Updates released in the middle of an existing programme can also be seriously disruptive. (The very same WHO was tut-tutting rather sternly just 8 days ago about the roll-out of boosters in the developed world when large parts of the world remain partially under-covered by the basic jabs.)

But if we need them, the new shots are pretty much there...barring phases 2 and 3 of trials. 

So when the head of the WHO suggests that new variants may evade our existing vaccines, he is basically stating the obvious. If you have never updated your anti-virus package from nearly two years ago, would you really expect it to have remained fully protective? Duh!...right?

Another question we need to ask ourselves — as covid becomes ever more indistinguishable from a bad case of the common lurgies — is do we really have to care all that much? 
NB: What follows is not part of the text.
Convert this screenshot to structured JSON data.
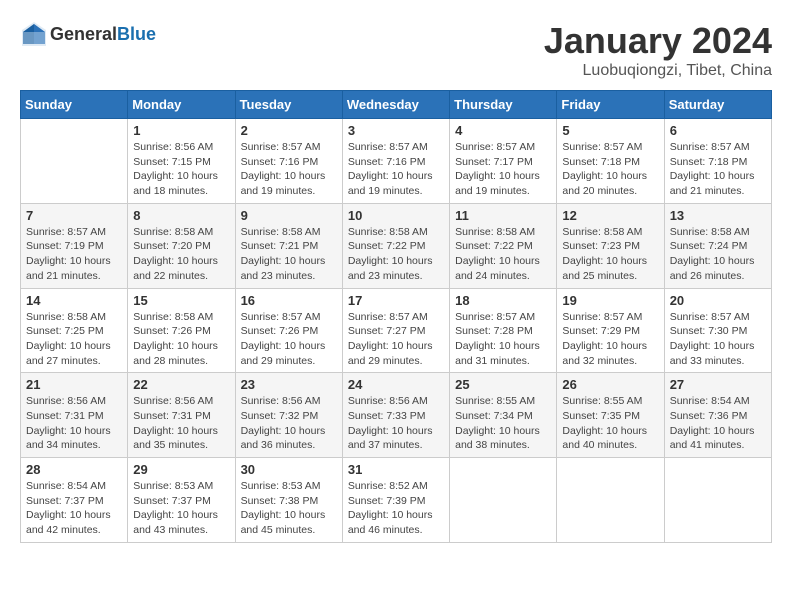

In a sense we do, because as the disease itself becomes less severe, its economic impact could turn more lastingly ruinous.  

In 2020 millions of people were temporarily removed from their places of work or conspicuous consumption in a largely artificial and (relatively) coordinated manner and GDP duly shrunk — yet the moment they were released, pretty much everything except supply and demand snapped back to how it was before, often with a nifty little bump from all those accumulated savings (and...ganas.) 

With Omicron and its successors the workforce is likely to shrink less uniformly and in many cases due to actual sickness. For many the pandemic will not now be something that is being kept away at arm's length by the state and the psychological impact of this is unpredictable, but could well exacerbate existing recessionary pressures. 

There is already talk of 'Economic Long-Covid' in the UK, this being the 'dragging on' part of the next phase I alluded to yesterday

And, however much it might resemble a cold, it still won't actually be a cold.